Bill Gross’s monthly investment outlook is invariably worth reading, and this month is no exception. His writing is engaging as well as insightful, and as the overseer of $2 trillion in assets he’s worthwhile listening to. It turns out that like me, Bill has re-examined the Fed’s interest rate forecasts following the non-taper last month. He’s acknowledged the extremely gradual normalization of policy rates embedded in that forecast. Quantitative Easing grows the Fed’s balance sheet at $1 trillion a year, and as limitless as their appetite for bonds appears even this largesse must in due course end.
Bill elegantly makes the case for an extended period of low rates and therefore low returns on bonds, and links this to the deleveraging that took place following World War II. It was accompanied by “financial repression”, which is to say that savers received the short end of the stick compared to borrowers. He almost echoes my book, Bonds Are Not Forever, in making this point.
So now the question for the investor is this. In one corner you have the Fed’s $3.5 trillion balance sheet which is still growing. In the other you have Pimco’s $2 trillion collection of bond portfolios. The Fed is a non-commercial buyer unburdened by the need to demonstrate value added. As such they readily buy bonds at yields that are lower than private market demand alone would put them. Pimco has little choice but to hunt around for values in a market with fewer than it might otherwise have. They are in a real sense competing with one another, fighting it out for yield although the Fed has some unfair advantages in this contest.

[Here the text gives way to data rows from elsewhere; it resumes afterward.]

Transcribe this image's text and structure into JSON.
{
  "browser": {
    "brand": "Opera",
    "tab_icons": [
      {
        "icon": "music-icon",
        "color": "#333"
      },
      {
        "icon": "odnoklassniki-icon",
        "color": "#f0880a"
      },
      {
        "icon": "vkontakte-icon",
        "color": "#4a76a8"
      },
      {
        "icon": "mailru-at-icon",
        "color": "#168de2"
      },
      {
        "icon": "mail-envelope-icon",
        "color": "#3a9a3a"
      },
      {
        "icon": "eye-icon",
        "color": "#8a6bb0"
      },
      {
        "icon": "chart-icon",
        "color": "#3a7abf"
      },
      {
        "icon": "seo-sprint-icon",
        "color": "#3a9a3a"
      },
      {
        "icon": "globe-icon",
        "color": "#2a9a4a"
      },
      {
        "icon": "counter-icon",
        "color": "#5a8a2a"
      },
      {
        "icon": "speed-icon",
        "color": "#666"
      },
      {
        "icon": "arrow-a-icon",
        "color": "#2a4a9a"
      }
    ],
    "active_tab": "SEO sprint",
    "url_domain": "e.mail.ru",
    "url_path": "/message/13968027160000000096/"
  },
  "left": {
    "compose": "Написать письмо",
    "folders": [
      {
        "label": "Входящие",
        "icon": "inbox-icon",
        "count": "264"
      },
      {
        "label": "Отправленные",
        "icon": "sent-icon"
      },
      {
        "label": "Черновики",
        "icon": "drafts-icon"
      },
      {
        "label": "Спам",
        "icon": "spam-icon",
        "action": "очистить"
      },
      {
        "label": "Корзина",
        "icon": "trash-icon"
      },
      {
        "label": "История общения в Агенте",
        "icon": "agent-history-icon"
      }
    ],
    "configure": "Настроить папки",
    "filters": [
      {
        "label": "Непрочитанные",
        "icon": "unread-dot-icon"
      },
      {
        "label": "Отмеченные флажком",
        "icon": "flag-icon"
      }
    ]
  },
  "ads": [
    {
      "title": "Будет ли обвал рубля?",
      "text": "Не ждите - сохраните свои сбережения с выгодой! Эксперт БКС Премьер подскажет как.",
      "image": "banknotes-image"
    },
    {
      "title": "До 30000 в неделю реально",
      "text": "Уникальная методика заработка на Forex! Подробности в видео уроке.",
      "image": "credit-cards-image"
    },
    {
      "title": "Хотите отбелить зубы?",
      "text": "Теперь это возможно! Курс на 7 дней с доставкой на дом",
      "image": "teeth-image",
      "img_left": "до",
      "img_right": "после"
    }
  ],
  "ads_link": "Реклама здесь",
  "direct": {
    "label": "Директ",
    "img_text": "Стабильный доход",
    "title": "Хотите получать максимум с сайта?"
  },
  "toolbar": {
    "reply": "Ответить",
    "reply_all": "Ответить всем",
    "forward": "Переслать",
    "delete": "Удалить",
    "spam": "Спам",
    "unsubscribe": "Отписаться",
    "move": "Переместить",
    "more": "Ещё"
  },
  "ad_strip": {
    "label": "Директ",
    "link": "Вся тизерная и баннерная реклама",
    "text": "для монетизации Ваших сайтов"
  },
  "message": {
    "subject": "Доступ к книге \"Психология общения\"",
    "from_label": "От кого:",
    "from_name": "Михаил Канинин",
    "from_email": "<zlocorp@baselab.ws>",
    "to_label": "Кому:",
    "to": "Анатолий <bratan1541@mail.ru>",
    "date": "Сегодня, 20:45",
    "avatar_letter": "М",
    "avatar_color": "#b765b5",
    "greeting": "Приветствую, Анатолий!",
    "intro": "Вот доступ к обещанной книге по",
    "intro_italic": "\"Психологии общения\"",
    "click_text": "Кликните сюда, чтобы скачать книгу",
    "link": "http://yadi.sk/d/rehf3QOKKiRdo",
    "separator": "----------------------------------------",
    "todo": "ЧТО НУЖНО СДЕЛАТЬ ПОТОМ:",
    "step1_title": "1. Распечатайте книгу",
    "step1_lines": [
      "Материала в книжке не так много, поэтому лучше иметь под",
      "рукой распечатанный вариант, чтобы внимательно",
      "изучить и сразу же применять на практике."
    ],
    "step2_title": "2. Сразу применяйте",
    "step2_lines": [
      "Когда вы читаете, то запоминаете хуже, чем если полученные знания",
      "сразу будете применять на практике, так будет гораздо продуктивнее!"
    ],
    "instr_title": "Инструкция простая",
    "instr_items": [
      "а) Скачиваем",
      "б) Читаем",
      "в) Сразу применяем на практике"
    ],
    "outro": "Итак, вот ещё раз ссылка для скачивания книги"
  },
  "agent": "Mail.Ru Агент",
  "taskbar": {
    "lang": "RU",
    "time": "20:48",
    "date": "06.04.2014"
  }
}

The Bond King is hardly likely to throw in the towel on an entire asset class at this stage of the game. But for the rest of us, free of the commercial obligation to persist in investing in a market where yields offer scant return and no compensation for risk, we really can dial down our exposure to an asset class widely acknowledged to be expensive. Less bonds, more equities but importantly more cash too. You probably won’t hear Bill Gross make that recommendation, but his letter could just as easily have led to that conclusion.